BONE, TEROBOS.ID – Kota Watampone, Kabupaten Bone, Sulawesi Selatan, Selasa (13/1/2025), bergema dengan orasi dan langkah-langkah penuh semangat dari puluhan tenaga kesehatan sukarela.
Aksi damai yang dimulai dari Lapangan Merdeka ini berakhir di Kantor Dinas Kesehatan Kabupaten Bone, Jalan Ahmad Yani.
Dengan spanduk bertuliskan pesan-pesan penuh harapan, mereka menyuarakan aspirasi tentang hak yang selama ini dirasa diabaikan.
Di antara spanduk yang mereka bawa, tertulis kalimat-kalimat yang mencerminkan kekecewaan mendalam, seperti “Kami Butuh Kepastian”, “Hargai Perjuangan Kami”, hingga “Giliran Pandemi Kami Garda Terdepan, Giliran Pendataan BKN Kami Diabaikan”.
Para tenaga kesehatan sukarela ini, yang telah bertahun-tahun mengabdi dengan kompensasi minim, kini menghadapi ketidakadilan dalam seleksi Pegawai Pemerintah dengan Perjanjian Kerja (PPPK).
Salah satu orator, perwakilan Forum Tenaga Kesehatan Sukarela, menyampaikan dengan lantang, “Kami telah bekerja keras melayani masyarakat, berjaga di fasilitas kesehatan, dengan imbalan hanya Rp50 ribu per bulan.
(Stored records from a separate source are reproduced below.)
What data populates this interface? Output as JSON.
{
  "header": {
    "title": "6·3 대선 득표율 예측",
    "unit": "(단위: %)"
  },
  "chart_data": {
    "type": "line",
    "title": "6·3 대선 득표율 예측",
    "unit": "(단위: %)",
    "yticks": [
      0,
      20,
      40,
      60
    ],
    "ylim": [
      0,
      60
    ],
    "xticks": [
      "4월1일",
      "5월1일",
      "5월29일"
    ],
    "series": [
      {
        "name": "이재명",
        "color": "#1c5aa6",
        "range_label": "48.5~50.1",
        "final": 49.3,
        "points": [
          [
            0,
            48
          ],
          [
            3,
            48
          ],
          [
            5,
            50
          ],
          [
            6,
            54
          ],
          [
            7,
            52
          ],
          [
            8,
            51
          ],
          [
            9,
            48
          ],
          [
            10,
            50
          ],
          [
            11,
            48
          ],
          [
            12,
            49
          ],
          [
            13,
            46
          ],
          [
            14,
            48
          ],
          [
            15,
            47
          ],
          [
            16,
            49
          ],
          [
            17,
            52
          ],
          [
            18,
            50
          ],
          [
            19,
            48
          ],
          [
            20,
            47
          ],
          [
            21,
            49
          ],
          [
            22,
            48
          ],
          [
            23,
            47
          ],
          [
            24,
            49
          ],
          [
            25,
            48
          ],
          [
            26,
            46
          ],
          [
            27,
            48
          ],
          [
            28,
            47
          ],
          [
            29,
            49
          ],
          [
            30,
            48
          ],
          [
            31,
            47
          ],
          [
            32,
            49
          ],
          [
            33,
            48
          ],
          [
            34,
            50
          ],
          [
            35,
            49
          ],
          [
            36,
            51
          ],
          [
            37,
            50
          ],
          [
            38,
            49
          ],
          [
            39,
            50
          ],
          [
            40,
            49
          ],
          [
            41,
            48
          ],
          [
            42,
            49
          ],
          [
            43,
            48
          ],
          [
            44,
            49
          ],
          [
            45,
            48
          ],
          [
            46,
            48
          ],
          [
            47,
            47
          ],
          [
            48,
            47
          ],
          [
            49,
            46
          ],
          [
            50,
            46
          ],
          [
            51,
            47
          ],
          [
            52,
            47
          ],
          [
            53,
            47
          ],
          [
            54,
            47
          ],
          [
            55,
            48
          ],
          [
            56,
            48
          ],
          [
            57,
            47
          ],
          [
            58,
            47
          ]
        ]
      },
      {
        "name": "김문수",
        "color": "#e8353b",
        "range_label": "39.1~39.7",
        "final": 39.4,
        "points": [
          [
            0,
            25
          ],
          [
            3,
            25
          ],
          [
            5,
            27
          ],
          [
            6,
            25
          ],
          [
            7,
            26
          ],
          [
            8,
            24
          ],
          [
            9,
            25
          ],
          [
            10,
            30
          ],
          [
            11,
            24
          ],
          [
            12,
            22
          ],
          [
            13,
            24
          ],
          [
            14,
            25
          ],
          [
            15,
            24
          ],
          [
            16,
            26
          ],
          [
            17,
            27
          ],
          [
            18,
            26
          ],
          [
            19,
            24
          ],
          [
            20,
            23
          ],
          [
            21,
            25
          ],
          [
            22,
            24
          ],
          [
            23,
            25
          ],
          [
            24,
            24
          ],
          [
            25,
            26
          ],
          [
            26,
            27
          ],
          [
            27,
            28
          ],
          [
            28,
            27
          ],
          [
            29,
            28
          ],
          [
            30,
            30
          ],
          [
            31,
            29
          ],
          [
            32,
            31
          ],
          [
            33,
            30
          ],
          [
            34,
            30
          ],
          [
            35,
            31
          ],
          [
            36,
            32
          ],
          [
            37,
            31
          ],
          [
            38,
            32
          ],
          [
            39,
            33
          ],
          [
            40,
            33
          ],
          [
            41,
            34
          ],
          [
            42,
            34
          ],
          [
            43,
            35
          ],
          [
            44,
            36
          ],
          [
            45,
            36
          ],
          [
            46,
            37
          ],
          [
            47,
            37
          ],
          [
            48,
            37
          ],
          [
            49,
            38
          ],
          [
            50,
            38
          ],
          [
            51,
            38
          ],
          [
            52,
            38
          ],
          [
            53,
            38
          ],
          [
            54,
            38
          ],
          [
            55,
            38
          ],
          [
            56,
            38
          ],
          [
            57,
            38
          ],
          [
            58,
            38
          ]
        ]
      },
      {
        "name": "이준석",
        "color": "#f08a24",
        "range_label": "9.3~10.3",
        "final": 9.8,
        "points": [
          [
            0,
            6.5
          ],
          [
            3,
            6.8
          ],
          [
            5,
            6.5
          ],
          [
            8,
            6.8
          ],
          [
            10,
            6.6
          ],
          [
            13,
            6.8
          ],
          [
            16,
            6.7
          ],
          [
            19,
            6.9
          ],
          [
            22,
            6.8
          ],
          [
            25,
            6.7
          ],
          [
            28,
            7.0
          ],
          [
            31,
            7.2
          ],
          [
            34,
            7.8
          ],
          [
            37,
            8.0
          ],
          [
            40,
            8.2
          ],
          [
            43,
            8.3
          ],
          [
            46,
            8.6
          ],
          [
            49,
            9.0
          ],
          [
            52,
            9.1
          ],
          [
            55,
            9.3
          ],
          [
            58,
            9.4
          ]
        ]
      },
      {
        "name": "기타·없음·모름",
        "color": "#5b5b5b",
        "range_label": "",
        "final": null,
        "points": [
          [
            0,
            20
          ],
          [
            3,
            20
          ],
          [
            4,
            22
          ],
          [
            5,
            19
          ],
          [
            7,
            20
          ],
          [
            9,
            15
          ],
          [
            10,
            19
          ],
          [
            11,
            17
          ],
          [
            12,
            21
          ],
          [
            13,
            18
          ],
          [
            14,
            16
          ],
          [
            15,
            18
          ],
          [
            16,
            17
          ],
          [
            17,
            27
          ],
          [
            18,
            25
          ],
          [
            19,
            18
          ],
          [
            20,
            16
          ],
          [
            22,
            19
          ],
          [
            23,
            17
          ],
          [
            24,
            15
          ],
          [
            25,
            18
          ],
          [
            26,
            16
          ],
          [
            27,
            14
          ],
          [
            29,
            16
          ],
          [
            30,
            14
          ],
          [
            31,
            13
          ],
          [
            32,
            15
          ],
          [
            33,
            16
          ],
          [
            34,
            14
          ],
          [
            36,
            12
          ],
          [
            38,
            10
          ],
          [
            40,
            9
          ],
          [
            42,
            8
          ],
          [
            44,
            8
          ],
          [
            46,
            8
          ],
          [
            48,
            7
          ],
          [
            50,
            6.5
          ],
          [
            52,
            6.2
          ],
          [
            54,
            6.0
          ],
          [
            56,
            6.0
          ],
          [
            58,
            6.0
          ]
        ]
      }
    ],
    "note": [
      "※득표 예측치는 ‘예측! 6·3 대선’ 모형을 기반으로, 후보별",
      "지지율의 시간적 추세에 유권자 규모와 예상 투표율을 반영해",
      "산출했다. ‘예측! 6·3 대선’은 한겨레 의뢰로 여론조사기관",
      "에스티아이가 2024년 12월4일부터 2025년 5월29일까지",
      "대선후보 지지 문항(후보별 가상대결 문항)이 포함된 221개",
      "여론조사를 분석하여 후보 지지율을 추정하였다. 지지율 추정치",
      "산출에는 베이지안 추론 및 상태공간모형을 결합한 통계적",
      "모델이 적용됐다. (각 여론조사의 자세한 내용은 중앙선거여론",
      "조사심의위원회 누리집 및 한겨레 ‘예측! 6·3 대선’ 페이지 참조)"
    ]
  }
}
Namun, beban kerja kami sama seperti tenaga kesehatan PNS. Kami tidak meminta belas kasihan, hanya meminta hak kami diakui.”
Isu utama yang diangkat adalah syarat administrasi seleksi PPPK yang dianggap diskriminatif. Banyak tenaga kesehatan sukarela yang tidak memiliki Surat Keputusan (SK) honor atau slip gaji, sehingga gagal memenuhi syarat seleksi. Padahal, sebagian besar dari mereka telah mengabdi selama belasan tahun.
“Bagaimana mungkin kami, yang telah bertahun-tahun mengabdi, tidak diakui sebagai pegawai non-ASN? Kami hanya ingin keadilan dan kesempatan yang sama,” ujar seorang peserta aksi dengan nada emosional.
Selain itu, para peserta aksi juga mengkritisi praktik nepotisme dalam proses pendataan dan seleksi PPPK. Mereka menyoroti adanya tenaga kesehatan baru dengan masa kerja singkat yang dapat mendaftar karena diduga memiliki “orang dalam,” sementara mereka yang lebih lama mengabdi terabaikan.
Sekitar pukul 13.30 WITA, mereka diterima Sekretaris Dinas Kesehatan Kabupaten Bone, drg. Yusuf, M.Kes. Dalam tanggapannya, drg. Yusuf mengakui kontribusi besar tenaga kesehatan sukarela namun menjelaskan keterbatasan regulasi dan anggaran yang dihadapi pemerintah daerah.
“Per Desember 2024, kebijakan nasional menghapus tenaga honorer. Kami memahami situasi ini menyulitkan. Namun, Pemda hanya bisa mengikuti petunjuk dari pemerintah pusat,” ungkapnya.
Ia menambahkan bahwa jumlah tenaga kesehatan non-ASN yang terdata hanya 318 orang, meskipun realitas di lapangan menunjukkan jumlahnya mendekati 1.000 orang. Hal ini menjadi tantangan besar, terutama mengingat keterbatasan alokasi APBD.
Untuk mengatasi persoalan ini, drg. Yusuf menyebut bahwa koordinasi dengan Badan Kepegawaian dan Pengembangan Sumber Daya Manusia (BKPSDM) terus dilakukan. Namun, formasi PPPK hanya dapat diikuti oleh mereka yang tercatat dalam database nasional.
“Kami berharap pemerintah pusat memberikan kebijakan lebih inklusif agar semua tenaga kesehatan mendapat kepastian,” imbuhnya.
Meski demikian, pemerintah daerah tetap berupaya memberikan insentif dalam bentuk perjalanan dinas dan jasa rekam medik sebagai bentuk penghargaan.
Aksi damai ini menjadi cerminan perjuangan para tenaga kesehatan sukarela di tengah keterbatasan regulasi dan anggaran.
Harapan akan kebijakan yang lebih adil menjadi doa dan tuntutan yang terus mereka perjuangkan, tidak hanya di Kabupaten Bone, tetapi juga di berbagai daerah lain di Indonesia.